Ayomenulis. Pagi itu
suasana nampak begitu cerah, mengiringi terbitnya sang mentari dari ufuk timur.
Sayup-sayup terdengar suara kicauan burung begitu merdu, dari dahan pohon satu
ke dahan pohon yang lain seakan ikut
bernyanyi menyambut indahnya suasa pagi.
Di sebuah desa terpencil di
bagian Medan Sumatra Selatan, nampak seorang gadis keluar dari rumah ciri khas
adat Batak, berbentuk sebuah panggung tinggi yang terbuat dari kayu-kayu jati
yang kokoh.
Rumondang nama
gadis tersebut. Seorang gadis desa keturunan Tionghoa yang semasa kecilnya
terpaksa harus di tempuh seorang diri, tanpa ayah dan ibu. Sebab Rumondang
sudah di tinggalkan oleh ibunya semenjak masih berumur satu tahun. Bukan di
tinggal ke alam baka, akan tetapi di tinggal entah ke mana. Dengan kondisi
seperti ini Rumondang seringkali mengalami pergolakan batin menghadapi
kenyataan hidupnya sendiri, yang tidak pernah bisa dia pahami, apa sesungguhnya
makna dari semua ini.
Terkadang kalau
mengingat kembali perjalanan hidupnya sewaktu masih kecil, Rumondang tidak akan
melupakan hari-harinya ketika masih kanak-kanak. Prilaku nenek dan
saudara-saudara ayahnya yang seringkali menyakiti perasaannya. Bahkan bukan
saja secara batiniah, yang di kaitkan dengan ibunya sebagai wanita tidak
bertanggung jawab terhadap keluarga dan anaknya, demi mengejar ambisi harta
semata, akan tetapi juga penganiyayan terhadap Rumondang tidak jarang di
lakukan dalam bentuk fisik.
Secara singkat,
buku ini mengisahkan tentang pergolakan batin seorang gadis keturunan Tionghoa,yang
semasa kecilnya harus menerima kenyataan pahit menimpa dirinya sebagai anak
yang tidak pernah bisa menikmati kebahagiaan dan menerima kasih sayang dari
orang tuanya seperti kebanyakan anak-anak lainnya. Orang tua yang semestinya
patut di jadikan teladan, malah berbeda haluan, dan terhanyut mempetahankan
kemauan, dan egoisme masing-masing. Hingga pada ahirnya keluarga pun jadi
berantakan.
Ini dapat
terlihat dari ketidak sepahaman pandangan di antara kedua orang tua Rumondang
yang sama-sama keras kepala mempertahankan prinsip hidup masing-masing, yang
mereka klaim akan lebih baik dan menguntungkan. Dengan kondisi semacam ini,
seringkali membuat Rumondang merasa jenuh, sedih dan kecewa sekali dengan kedua
orang tuanya yang sama-sama egois. Tidak patut di jadikan oleh anaknya, bahkan
oleh siapapun. Apalagi di beri penghargaan segala.

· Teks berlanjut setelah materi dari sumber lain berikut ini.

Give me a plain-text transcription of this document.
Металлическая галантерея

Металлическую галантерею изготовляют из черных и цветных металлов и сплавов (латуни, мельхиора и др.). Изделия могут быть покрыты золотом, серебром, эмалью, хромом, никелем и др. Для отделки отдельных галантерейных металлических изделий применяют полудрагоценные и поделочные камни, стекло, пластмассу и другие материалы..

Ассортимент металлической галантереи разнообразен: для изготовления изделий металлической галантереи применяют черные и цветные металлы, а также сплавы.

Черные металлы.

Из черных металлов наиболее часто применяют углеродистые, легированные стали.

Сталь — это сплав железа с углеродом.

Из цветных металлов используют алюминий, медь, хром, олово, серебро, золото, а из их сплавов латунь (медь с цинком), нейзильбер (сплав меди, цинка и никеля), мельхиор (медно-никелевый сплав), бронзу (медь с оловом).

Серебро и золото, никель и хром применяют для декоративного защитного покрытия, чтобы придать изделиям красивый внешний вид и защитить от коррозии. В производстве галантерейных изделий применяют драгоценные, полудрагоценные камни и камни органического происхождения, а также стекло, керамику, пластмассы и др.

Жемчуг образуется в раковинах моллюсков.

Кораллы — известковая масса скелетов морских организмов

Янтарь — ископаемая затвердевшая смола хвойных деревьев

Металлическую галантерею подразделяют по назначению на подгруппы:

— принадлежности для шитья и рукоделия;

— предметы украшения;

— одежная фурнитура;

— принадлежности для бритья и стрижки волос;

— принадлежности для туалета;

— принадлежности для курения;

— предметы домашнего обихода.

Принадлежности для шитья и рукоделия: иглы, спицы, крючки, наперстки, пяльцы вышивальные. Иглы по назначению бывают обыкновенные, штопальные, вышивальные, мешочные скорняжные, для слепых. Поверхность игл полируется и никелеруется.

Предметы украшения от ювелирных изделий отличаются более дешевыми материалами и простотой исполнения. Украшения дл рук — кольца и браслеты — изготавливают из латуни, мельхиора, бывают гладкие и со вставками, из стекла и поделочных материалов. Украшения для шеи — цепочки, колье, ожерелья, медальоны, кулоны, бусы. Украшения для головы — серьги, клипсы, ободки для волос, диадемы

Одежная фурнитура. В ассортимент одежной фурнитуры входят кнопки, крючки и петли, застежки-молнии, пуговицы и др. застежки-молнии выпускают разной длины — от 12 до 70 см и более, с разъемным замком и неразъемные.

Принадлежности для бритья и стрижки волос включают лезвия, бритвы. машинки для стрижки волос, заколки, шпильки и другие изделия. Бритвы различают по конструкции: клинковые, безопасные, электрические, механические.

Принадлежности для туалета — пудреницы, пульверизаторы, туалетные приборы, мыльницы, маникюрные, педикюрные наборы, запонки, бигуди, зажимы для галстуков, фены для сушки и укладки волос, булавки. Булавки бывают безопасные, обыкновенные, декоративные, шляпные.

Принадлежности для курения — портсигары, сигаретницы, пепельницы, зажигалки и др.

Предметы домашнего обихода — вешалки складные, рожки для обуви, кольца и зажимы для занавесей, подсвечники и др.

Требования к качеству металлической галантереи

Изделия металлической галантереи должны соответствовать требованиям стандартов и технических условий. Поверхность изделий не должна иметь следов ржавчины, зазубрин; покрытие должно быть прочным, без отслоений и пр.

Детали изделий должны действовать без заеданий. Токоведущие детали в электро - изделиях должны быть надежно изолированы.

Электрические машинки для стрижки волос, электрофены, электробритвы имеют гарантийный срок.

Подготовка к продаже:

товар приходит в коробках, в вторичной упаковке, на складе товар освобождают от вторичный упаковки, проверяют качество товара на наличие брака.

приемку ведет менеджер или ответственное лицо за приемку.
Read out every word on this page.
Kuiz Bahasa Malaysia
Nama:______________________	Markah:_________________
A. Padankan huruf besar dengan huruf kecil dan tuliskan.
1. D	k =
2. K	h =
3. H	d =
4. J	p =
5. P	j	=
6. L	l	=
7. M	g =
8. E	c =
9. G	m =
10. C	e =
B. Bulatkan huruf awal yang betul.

Di satu sisi sosok sang ayah Sitor Siregar terhanyut
menikmati hidupnya sebagai seorang seniman, yang belum lama ini begitu
berbahagia dan sangat bangga, di anugrahi Poetri Award. Kumpulan
puisinya sering mendapat banyak penghargaan, baik dari dalam negeri maupun
mancanegara. Sanggarnya yang terletak di pesisir Depok semakin banyak di
kunjungi oleh banyak seniman dan budayawan. Baik para seniornya, seangkatan
maupun para pemula yang mengaguminya.
Sementara sang
ibu Siao Lien asyik berjuang bisnisnya yang sempat terpuruk dilanda krismon. Di
Paris dia berhasil mendapatkan kontrak penting dari beberapa investor asing.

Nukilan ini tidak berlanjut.